A US Navy "black box" detector made has been deployed in the search for missing Malaysian Airline’s flight 370. The Australian naval vessel Ocean Shield arrived with a "towed pinger locator", which is capable of homing in on signals from the black box, AFP reports.
However, Angus Houston, Australia's former military chief and now coordinator of the eight-nation search, said "we're now getting pretty close to the time when [the black box signal] might expire."
Black boxes typically release a ping for 30 days. MH370 disappeared March 8, leaving rescue workers several days at most before its battery dies.
Malaysian police say they have excluded the possibility that any of the passengers of the flight could have organized a hijacking, Xinhua news agency reported, citing Malaysian media.
Malaysian investigators excluded three more possibilities, in which the main suspects were passengers of the plane. The police said they were referring to sabotage by passengers with psychological disorders or personal problems.
"Suspicions according to four [possibilities] have been lifted from them (passengers)," said Khalid Abu Bakar, inspector general of Malaysia’s police, adding that the crew members, including both pilots, remain under suspicion in these four possibilities.
The search area, which has repeatedly shifted as experts analyze radar and satellite data, is currently focused on a 98,000-square mile area off Perth, Australia.
Lack of coordination between nations assisting with the search for missing flight MH370 has delayed the efforts, as the targeted area was 1,000 miles away from where the aircraft is believed to have crashed, sources familiar with the matter told The Wall Street Journal.
The probe into the missing flight has been classified as a criminal investigation, Malaysia's police chief said, according to The Wall Street Journal. More people are scheduled to be interviewed. Meanwhile, the investigation into the pilot’s flight simulator remains inconclusive.
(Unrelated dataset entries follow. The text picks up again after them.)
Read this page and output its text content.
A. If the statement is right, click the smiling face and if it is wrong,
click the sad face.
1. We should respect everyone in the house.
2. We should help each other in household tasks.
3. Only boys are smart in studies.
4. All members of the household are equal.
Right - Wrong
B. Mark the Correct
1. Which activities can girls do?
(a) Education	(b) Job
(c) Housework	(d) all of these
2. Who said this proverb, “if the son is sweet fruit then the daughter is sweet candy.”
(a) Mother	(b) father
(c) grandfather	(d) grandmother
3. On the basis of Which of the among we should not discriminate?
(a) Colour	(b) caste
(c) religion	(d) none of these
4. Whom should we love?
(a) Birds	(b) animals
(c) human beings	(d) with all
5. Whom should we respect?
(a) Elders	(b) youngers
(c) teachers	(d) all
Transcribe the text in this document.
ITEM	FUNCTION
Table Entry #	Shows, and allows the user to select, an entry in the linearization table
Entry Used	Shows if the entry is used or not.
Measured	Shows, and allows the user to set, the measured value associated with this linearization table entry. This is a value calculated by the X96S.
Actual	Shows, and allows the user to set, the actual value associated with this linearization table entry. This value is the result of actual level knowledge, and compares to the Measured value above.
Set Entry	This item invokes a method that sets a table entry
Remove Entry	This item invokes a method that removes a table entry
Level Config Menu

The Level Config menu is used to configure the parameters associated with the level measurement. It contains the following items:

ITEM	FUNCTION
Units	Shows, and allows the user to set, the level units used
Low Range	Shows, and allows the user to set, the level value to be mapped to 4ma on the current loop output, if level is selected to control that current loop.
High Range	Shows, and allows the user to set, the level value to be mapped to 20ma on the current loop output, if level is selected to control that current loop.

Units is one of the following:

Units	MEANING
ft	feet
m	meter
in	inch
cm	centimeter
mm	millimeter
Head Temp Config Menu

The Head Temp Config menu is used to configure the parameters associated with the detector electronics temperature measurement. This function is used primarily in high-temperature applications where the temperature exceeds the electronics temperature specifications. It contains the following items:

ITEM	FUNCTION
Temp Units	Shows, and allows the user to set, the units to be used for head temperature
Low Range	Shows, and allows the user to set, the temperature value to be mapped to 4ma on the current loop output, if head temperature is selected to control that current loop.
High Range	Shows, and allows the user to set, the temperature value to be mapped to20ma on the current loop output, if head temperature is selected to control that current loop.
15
Malaysian authorities now say the final words from the cockpit of missing Flight MH370 were, in fact, “Good night Malaysian three seven zero,” and not “All right, good night,” as was reported weeks ago.
"We would like to confirm that the last conversation in the transcript between the air traffic controller and the cockpit is at 0119 (Malaysian Time) and is "Good night Malaysian three seven zero," the Malaysian Department of Civil Aviation said in a statement released late Monday.